If you visit our login page, we will set a temporary cookie to determine if your browser accepts cookies. This cookie contains no personal data and is discarded when you close your browser.

When you log in, we will also set up several cookies to save your login information and your screen display choices. Login cookies last for two days, and screen options cookies last for a year. If you select "Remember Me", your login will persist for two weeks. If you log out of your account, the login cookies will be removed.

Embedded content from other websites

Articles on this site may include embedded content (e.g. videos, images, articles, etc.). Embedded content from other websites behaves in the exact same way as if the visitor has visited the other website.

These websites may collect data about you, use cookies, embed additional third-party tracking, and monitor your interaction with that embedded content, including tracking your interaction with the embedded content if you have an account and are logged in to that website.

Who we share your data with:

If you request a password reset, your IP address will be included in the reset email.

How long we retain your data:

If you leave a comment, the comment and its metadata are retained indefinitely.

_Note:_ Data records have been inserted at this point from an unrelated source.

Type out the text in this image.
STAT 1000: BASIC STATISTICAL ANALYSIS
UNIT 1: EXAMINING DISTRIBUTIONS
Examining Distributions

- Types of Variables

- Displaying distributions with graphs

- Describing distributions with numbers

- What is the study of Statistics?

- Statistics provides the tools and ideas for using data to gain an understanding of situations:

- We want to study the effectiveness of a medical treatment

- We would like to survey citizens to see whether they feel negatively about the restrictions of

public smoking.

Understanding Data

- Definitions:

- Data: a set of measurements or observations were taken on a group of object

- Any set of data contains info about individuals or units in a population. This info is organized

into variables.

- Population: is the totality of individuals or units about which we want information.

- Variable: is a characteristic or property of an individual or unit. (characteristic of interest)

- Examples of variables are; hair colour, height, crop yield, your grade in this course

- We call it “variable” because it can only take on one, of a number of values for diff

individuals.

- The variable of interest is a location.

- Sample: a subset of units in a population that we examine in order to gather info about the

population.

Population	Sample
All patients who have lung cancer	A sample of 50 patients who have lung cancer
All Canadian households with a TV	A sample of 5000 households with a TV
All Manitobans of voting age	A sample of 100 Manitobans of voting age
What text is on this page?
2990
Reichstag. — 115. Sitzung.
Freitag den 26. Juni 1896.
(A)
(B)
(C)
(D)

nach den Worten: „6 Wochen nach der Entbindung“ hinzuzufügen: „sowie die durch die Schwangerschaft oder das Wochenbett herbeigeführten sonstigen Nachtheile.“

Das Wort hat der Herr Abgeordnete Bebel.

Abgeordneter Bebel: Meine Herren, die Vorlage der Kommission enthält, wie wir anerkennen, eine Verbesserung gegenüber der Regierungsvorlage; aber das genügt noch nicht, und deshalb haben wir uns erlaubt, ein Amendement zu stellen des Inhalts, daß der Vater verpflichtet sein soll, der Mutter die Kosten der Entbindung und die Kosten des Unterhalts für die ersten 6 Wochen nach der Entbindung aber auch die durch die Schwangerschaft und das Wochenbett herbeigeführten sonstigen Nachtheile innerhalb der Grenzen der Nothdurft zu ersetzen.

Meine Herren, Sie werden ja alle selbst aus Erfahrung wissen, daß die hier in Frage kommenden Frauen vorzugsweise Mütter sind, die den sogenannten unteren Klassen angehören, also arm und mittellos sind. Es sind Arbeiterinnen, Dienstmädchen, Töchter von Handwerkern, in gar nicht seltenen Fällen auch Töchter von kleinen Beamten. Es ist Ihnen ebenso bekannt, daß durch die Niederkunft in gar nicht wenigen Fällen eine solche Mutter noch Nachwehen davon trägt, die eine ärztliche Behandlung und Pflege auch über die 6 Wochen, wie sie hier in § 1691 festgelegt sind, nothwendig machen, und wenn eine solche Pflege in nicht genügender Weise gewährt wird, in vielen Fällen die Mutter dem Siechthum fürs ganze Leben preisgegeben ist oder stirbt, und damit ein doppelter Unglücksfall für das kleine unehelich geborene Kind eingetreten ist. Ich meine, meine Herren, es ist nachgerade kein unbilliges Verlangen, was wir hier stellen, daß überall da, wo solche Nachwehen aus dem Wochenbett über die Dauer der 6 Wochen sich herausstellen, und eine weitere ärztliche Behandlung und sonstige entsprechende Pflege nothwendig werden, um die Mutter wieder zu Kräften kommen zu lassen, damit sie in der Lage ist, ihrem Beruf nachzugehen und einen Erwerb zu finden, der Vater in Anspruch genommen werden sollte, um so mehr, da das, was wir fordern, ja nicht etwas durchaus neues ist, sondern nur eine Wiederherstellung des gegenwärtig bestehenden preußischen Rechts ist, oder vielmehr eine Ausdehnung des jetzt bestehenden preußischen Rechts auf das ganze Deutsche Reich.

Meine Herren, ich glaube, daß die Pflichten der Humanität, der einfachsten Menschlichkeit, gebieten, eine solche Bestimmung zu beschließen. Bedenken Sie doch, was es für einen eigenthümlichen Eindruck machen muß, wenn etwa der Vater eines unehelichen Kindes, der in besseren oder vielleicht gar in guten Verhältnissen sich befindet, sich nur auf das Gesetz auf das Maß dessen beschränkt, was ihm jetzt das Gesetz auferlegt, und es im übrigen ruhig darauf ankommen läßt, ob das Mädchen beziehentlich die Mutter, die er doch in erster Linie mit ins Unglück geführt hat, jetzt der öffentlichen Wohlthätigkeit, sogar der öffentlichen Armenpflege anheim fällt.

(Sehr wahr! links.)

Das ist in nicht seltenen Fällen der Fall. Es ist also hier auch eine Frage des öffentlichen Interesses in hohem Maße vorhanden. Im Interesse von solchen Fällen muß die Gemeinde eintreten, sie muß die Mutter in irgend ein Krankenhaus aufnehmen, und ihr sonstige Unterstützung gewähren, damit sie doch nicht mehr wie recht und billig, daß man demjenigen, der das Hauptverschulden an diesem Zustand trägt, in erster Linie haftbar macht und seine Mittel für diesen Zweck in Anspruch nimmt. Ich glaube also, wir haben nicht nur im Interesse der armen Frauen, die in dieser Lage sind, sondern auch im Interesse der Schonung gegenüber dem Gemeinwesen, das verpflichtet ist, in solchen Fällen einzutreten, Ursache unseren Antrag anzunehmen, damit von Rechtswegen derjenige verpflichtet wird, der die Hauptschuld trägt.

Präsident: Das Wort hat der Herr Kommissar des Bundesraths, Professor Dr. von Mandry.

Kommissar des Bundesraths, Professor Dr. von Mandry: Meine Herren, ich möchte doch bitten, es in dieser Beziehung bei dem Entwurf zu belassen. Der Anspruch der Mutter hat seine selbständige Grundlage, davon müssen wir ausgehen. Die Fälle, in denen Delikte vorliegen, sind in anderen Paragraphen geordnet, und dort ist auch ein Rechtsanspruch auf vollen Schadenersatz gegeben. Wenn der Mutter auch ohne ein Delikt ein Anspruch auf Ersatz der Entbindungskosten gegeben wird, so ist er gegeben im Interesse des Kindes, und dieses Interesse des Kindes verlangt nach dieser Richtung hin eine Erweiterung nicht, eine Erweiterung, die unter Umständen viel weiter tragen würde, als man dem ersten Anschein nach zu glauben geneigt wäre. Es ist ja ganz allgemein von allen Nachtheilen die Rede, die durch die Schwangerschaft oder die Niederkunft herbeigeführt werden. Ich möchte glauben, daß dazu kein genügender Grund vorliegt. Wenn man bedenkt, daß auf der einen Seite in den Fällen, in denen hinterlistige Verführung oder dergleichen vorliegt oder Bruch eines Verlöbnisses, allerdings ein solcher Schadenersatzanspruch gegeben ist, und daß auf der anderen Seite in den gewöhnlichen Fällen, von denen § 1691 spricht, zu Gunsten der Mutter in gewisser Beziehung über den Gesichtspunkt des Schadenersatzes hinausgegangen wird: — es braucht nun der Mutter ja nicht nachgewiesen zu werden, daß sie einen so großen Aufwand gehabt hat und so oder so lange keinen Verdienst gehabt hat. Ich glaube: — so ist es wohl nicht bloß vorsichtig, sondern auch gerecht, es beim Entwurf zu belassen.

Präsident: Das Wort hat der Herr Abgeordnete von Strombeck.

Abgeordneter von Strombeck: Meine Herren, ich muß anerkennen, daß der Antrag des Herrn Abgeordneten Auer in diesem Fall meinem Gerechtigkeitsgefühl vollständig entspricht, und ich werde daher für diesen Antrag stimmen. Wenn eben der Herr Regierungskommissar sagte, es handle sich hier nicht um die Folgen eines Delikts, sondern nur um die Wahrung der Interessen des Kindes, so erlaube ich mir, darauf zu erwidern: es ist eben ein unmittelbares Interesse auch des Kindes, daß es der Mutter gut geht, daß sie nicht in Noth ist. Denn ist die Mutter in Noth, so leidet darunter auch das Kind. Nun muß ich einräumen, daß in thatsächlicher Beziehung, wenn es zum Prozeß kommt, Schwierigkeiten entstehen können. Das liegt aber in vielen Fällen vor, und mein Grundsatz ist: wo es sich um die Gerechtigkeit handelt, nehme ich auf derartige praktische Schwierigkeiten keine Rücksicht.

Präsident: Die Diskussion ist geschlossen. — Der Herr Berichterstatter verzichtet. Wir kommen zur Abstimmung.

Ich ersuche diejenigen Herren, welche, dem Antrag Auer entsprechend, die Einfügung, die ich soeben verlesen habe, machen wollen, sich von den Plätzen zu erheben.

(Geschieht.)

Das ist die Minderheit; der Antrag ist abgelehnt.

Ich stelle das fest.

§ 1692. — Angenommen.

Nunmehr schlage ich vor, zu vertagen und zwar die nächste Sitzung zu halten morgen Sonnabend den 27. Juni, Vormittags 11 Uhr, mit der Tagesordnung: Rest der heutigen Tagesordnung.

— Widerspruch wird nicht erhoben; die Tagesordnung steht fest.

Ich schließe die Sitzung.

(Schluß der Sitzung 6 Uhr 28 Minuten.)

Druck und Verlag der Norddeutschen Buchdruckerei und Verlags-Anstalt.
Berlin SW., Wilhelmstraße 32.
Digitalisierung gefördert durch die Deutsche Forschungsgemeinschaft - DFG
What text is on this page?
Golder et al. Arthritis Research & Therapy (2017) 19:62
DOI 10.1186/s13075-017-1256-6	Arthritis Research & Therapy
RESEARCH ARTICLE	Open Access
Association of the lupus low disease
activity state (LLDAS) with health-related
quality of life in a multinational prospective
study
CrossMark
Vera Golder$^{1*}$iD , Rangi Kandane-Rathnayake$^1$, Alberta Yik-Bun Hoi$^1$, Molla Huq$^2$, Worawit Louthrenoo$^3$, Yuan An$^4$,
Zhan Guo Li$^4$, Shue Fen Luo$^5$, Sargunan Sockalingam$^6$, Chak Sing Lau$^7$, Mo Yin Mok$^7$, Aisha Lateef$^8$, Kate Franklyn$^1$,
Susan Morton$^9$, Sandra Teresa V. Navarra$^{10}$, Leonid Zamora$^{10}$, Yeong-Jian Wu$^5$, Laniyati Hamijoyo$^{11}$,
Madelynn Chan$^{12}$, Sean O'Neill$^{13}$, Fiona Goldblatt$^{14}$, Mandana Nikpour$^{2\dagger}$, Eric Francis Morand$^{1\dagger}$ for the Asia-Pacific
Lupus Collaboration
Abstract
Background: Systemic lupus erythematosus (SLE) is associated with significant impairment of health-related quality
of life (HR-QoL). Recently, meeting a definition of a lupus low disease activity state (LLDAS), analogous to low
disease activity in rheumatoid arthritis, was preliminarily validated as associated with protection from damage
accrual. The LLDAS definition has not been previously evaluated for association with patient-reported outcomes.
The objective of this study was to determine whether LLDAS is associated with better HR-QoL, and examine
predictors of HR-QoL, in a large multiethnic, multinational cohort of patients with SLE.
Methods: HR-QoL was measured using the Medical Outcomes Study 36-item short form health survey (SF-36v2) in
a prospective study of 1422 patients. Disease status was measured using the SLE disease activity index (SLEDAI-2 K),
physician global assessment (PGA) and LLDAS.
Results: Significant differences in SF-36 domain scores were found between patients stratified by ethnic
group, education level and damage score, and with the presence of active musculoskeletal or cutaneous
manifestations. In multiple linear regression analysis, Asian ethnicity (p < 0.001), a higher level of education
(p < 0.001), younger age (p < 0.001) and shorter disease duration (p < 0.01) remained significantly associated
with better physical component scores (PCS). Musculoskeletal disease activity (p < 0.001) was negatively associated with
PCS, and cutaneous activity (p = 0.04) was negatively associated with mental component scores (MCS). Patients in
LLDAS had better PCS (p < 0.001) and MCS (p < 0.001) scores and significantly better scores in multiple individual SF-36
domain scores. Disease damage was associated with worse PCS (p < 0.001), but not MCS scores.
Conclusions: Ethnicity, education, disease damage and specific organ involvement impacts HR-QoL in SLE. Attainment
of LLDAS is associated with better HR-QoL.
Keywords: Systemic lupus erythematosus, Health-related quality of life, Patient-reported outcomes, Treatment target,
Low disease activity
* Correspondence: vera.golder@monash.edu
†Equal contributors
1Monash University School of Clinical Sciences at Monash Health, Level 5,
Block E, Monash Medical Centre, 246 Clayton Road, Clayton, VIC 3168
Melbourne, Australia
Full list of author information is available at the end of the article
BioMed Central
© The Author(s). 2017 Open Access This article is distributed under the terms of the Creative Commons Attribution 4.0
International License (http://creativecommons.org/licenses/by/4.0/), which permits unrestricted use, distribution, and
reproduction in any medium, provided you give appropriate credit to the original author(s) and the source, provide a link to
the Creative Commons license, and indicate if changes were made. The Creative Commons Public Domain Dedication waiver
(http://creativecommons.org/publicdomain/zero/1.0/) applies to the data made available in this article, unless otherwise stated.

This is so we can recognize and approve any follow-up comments automatically instead of holding them in a moderation queue.

For users that register on our website (if any), we also store the personal information they provide in their user profile. All users can see, edit, or delete their personal information at any time (except they cannot change their username). Website administrators can also see and edit that information.

What rights you have over your data

If you have an account on this site, or have left comments, you can request to receive an exported file of the personal data we hold about you, including any data you have provided to us. You can also request that we erase any personal data we hold about you. This does not include any data we are obliged to keep for administrative, legal, or security purposes.

Where your data is sent

Visitor comments may be checked through an automated spam detection service.